Asco 2022 : que faut-il retenir de la grand-messe annuelle de cancérologie ?

14/06/2022 Par Marielle Ammouche
Cancérologie
Cette année encore, le congrès de l’American society of clinical oncology (Asco), qui s’est déroulé à Chicago du 2 au 6 juin, a été riche en nouvelles molécules et nouvelles études dites "transformantes", c’est-à-dire à même de changer les standards thérapeutiques actuellement utilisés. Les nouveautés concernent particulièrement les cancers du sein, avec des essais prometteurs dans de nombreux profils tumoraux, et les cancers digestifs. On parle aussi beaucoup de nouvelles stratégies dites "agnostiques" ou "pan-tumorales", fondées sur des traitements donnés en fonction d’une anomalie génétique, indépendamment de la localisation de la tumeur.  

 

Cancers du sein : études Destiny, Tropics-2 et patritumab 

Ainsi, parmi les études phares de cette édition 2022 figure, en premier lieu, Destiny-Breast 04. Cette étude a évalué le trastuzumab deruxtecan (Enhertu, laboratoire Daiichi Sankyo et AstraZeneca) dans le cancer du sein métastatique/non résécable, dans une nouvelle population de patientes. Cet anticorps conjugué à un cytotoxique ciblant HER2 constitue, en effet, le standard thérapeutique des premières lignes de traitements des cancers du sein avec amplification du gène HER2. Or, "dans les premières phases de développement du trastuzumab deruxtecan, il avait été objectivé des réponses chez des patientes ayant une expression faible voire très faible de la protéine, indépendamment même d’une anomalie du gène. Cela a justifié des essais prospectifs de plus grande taille", a expliqué le Dr Esma Saada-Bouzid, oncologue médical au Centre Antoine Lacassagne de Nice, lors d’un point presse d’Unicancer, le 7 juin. Cette constatation est d’autant plus importante qu’environ la moitié des patientes présentent une faible expression de HER2. 

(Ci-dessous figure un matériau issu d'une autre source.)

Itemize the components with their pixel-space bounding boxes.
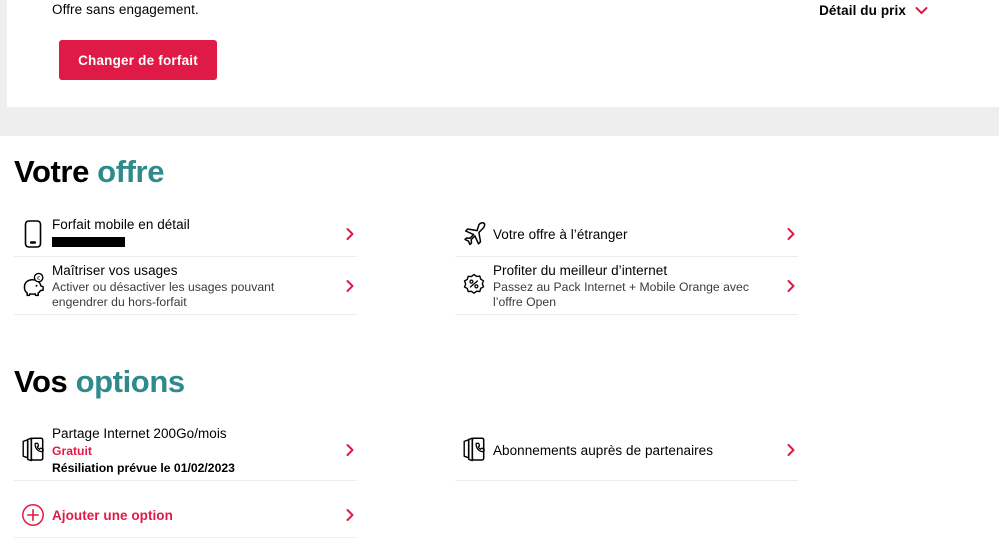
airplane-icon bbox=[455, 215, 493, 253]
chevron-right-icon bbox=[346, 228, 354, 240]
price-detail-label: Détail du prix bbox=[819, 3, 906, 18]
list-item-body: Maîtriser vos usages Activer ou désactiv… bbox=[52, 262, 357, 310]
list-item-title: Forfait mobile en détail bbox=[52, 217, 190, 232]
list-item-body: Abonnements auprès de partenaires bbox=[493, 442, 798, 459]
option-price: Gratuit bbox=[52, 443, 92, 458]
list-item-title: Maîtriser vos usages bbox=[52, 262, 178, 278]
subscription-cards-icon bbox=[14, 431, 52, 469]
piggy-bank-euro-icon: € bbox=[14, 267, 52, 305]
plan-summary-card: Offre sans engagement. Détail du prix Ch… bbox=[7, 0, 999, 107]
list-item-body: Partage Internet 200Go/mois Gratuit Rési… bbox=[52, 425, 357, 476]
list-item-body: Votre offre à l’étranger bbox=[493, 226, 798, 243]
list-item-title: Abonnements auprès de partenaires bbox=[493, 442, 714, 458]
smartphone-icon bbox=[14, 215, 52, 253]
page-title-votre-offre: Votre offre bbox=[14, 154, 164, 190]
section-title-accent: offre bbox=[97, 154, 165, 189]
offer-list-left: Forfait mobile en détail € Maîtriser vos… bbox=[14, 212, 357, 315]
list-item-body: Forfait mobile en détail bbox=[52, 216, 357, 252]
options-list-right: Abonnements auprès de partenaires bbox=[455, 420, 798, 481]
list-item-maitriser-usages[interactable]: € Maîtriser vos usages Activer ou désact… bbox=[14, 257, 357, 315]
list-item-meilleur-internet[interactable]: Profiter du meilleur d’internet Passez a… bbox=[455, 257, 798, 315]
section-title-word: Vos bbox=[14, 364, 68, 399]
add-option-label: Ajouter une option bbox=[52, 507, 173, 523]
offer-list-right: Votre offre à l’étranger Profiter du mei… bbox=[455, 212, 798, 315]
list-item-subtitle: Activer ou désactiver les usages pouvant… bbox=[52, 279, 275, 309]
chevron-right-icon bbox=[346, 444, 354, 456]
list-item-title: Partage Internet 200Go/mois bbox=[52, 425, 227, 441]
section-title-accent: options bbox=[75, 364, 186, 399]
list-item-title: Votre offre à l’étranger bbox=[493, 226, 628, 242]
change-plan-button[interactable]: Changer de forfait bbox=[59, 40, 217, 80]
chevron-right-icon bbox=[346, 279, 354, 292]
offer-and-options-panel: Votre offre Forfait mobile en détail bbox=[0, 136, 999, 559]
chevron-right-icon bbox=[787, 279, 795, 292]
plus-circle-icon bbox=[14, 496, 52, 534]
list-item-forfait-mobile[interactable]: Forfait mobile en détail bbox=[14, 212, 357, 257]
commitment-note: Offre sans engagement. bbox=[52, 2, 199, 17]
section-title-word: Votre bbox=[14, 154, 89, 189]
option-termination-date: Résiliation prévue le 01/02/2023 bbox=[52, 460, 235, 475]
chevron-right-icon bbox=[346, 509, 354, 521]
redacted-value bbox=[52, 237, 125, 247]
section-separator-band bbox=[0, 107, 999, 136]
add-option-button[interactable]: Ajouter une option bbox=[14, 493, 357, 538]
list-item-subtitle: Passez au Pack Internet + Mobile Orange … bbox=[493, 279, 749, 309]
subscription-cards-icon bbox=[455, 431, 493, 469]
chevron-right-icon bbox=[787, 444, 795, 456]
price-detail-toggle[interactable]: Détail du prix bbox=[819, 3, 928, 18]
svg-text:€: € bbox=[37, 276, 41, 282]
chevron-right-icon bbox=[787, 228, 795, 240]
options-list-left: Partage Internet 200Go/mois Gratuit Rési… bbox=[14, 420, 357, 538]
list-item-partage-internet[interactable]: Partage Internet 200Go/mois Gratuit Rési… bbox=[14, 420, 357, 481]
list-item-title: Profiter du meilleur d’internet bbox=[493, 262, 668, 278]
discount-badge-icon bbox=[455, 267, 493, 305]
list-item-offre-etranger[interactable]: Votre offre à l’étranger bbox=[455, 212, 798, 257]
page-title-vos-options: Vos options bbox=[14, 364, 185, 400]
list-item-body: Profiter du meilleur d’internet Passez a… bbox=[493, 262, 798, 310]
chevron-down-icon bbox=[915, 7, 928, 14]
list-item-abonnements-partenaires[interactable]: Abonnements auprès de partenaires bbox=[455, 420, 798, 481]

C’est la phase 3 randomisée qui a été présentée à l’Asco. Elle a inclu 557 patientes ayant un cancer du sein avec une expression faible du récepteur HER2 (et dont 494 avaient des récepteurs hormonaux). Dans ce sous-groupe principal, le trastuzumab (en association à la chimiothérapie) a entrainé un doublement de la médiane de survie sans progression qui est passée de 5,4 à 10,1 mois, et un allongement significatif de la médiane de survie globale, de 17,5 à 23,9 mois, par rapport au traitement conventionnel (chimiothérapie seule). Ces gains ont par ailleurs été confirmés dans la population globale. "Et la bonne surprise est que dans le sous-groupe de patientes sans récepteurs hormonaux (patientes triple négatives, de mauvais pronostic), on a un gain de la même amplitude, même si les chiffres sont un peu inférieurs. Elles pourront bénéficier de cette molécule", ajoute le Dr Saada-Bouzid. 

Ce traitement présente cependant des effets secondaires non négligeables, à type de vomissements, de cytopénies, mais aussi des pneumopathies interstitielles (12%), pouvant nécessiter une hospitalisation, et ayant conduit au décès de deux patientes dans l’étude. "Malgré tout, c’est clairement un changement du standard pour l’une des tumeurs les plus fréquentes", résume la spécialiste.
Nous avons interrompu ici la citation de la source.